LAS HIJAS DE LA CARIDAD
DE SAN VICENTE DE PAÚL

SERVICIO DE PROYECTOS INTERNACIONALES

EXPERIENCIA

“La Caridad de Jesucristo crucificado que anima e inflama el corazón de la Hija de la Caridad, la apremia a acudir al servicio de todas las miserias”. -Constituciones de las Hijas de la Caridad de San Vicente de Paúl


La mejor manera de entender la organización de las Hijas de la Caridad, consiste en compartir la experiencia vivida por las Hermanas que viven y trabajan en el mundo en desarrollo. Unidas entre ellas, las Hijas de la Caridad consagran su vida al servicio de los pobres. Relatos, videos, biografías y aun más, les ofrecerán una visión del mundo en el que viven las poblaciones locales y las Hermanas, y las luchas y la riqueza de su trabajo en colaboración. Verifique con frecuencia las nuevas puestas al día.
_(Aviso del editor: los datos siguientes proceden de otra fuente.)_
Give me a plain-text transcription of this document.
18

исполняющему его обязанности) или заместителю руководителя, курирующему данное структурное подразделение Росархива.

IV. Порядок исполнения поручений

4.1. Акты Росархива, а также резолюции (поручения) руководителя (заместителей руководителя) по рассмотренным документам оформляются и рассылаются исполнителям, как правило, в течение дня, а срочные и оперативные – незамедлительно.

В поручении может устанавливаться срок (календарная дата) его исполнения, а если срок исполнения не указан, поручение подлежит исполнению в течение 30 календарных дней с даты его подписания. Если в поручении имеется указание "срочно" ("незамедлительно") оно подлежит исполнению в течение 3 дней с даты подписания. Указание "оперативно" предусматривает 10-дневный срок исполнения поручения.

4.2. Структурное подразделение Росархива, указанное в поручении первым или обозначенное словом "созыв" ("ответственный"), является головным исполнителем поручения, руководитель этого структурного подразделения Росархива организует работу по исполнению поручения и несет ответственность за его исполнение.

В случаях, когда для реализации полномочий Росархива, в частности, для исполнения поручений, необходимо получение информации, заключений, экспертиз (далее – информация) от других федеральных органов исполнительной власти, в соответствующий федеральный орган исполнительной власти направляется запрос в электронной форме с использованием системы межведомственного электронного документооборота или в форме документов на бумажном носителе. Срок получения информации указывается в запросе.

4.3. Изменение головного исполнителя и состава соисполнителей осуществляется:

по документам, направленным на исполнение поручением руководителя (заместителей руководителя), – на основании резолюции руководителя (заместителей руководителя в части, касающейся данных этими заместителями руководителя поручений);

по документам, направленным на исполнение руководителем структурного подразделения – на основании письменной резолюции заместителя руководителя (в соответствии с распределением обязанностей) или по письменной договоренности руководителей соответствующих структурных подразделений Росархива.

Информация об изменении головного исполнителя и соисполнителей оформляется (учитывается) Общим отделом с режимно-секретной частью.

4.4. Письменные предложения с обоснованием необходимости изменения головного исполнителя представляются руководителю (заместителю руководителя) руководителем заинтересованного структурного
La historia de Esche: “Perdí la esperanza de vivir”.

La vida de Esche durante quince años con un marido soldado y cuatro hijos no era perfecta, pero tenía techo en un hogar alquilado y alimentos para los niños. Ese estilo de vida exiguo terminó hace cinco años cuando su esposo murió de SIDA y Esche quedó sin nada a los 35 años de edad. Sin ingresos ni destrezas, Esche y sus cuatro hijos tenían una existencia muy desdichada y vulnerable en las calles. Ella hacía lo que tenía que hacer y apenas vivía al día.

 

Esche habla sobre su vida en las calles: “No soñaba con mejorar mi vida… Consumíamos lo que conseguíamos. En general, perdí la esperanza de vivir”.


Finalmente, su propia salud se deterioró de forma severa y Esche apeló al programa del gobierno para Asuntos de la Mujer y el Niño, y fue referida al Laboratorio y Clínica de Santa María de las Hermanas de la Caridad en Addis Ababa, Etiopía. Junto con otras mujeres, recibió apoyo y entrenamiento sobre higiene y desinfección correctas, salud y vida digna. Describe que asistió a un curso de cinco días de Entrenamiento en habilidades empresariales que le cambió la manera de pensar y esencialmente la vida. Munida de sus nuevas habilidades, Esche recibió el financiamiento inicial para comprar materiales e inició su propio negocio. Se integró a una comunidad local de ahorro y préstamo. Finalmente, pudo comprarse su propia máquina de coser y ahora crea indumentaria cultural que vende en el gran mercado abierto “Merkato”.

 


Actualmente, a los 40 años, Esche tiene una vida saludable junto a sus hijos en su propio hogar y se siente orgullosa de poder pagarles el costo de la educación. La hija más pequeña está en jardín de infantes, hay dos en la escuela primaria y la hija mayor asiste a la Universidad de Addis Ababa.

 


“Ahora tengo un sueño y tengo esperanzas… ¡gracias a Dios!” exclama Esche.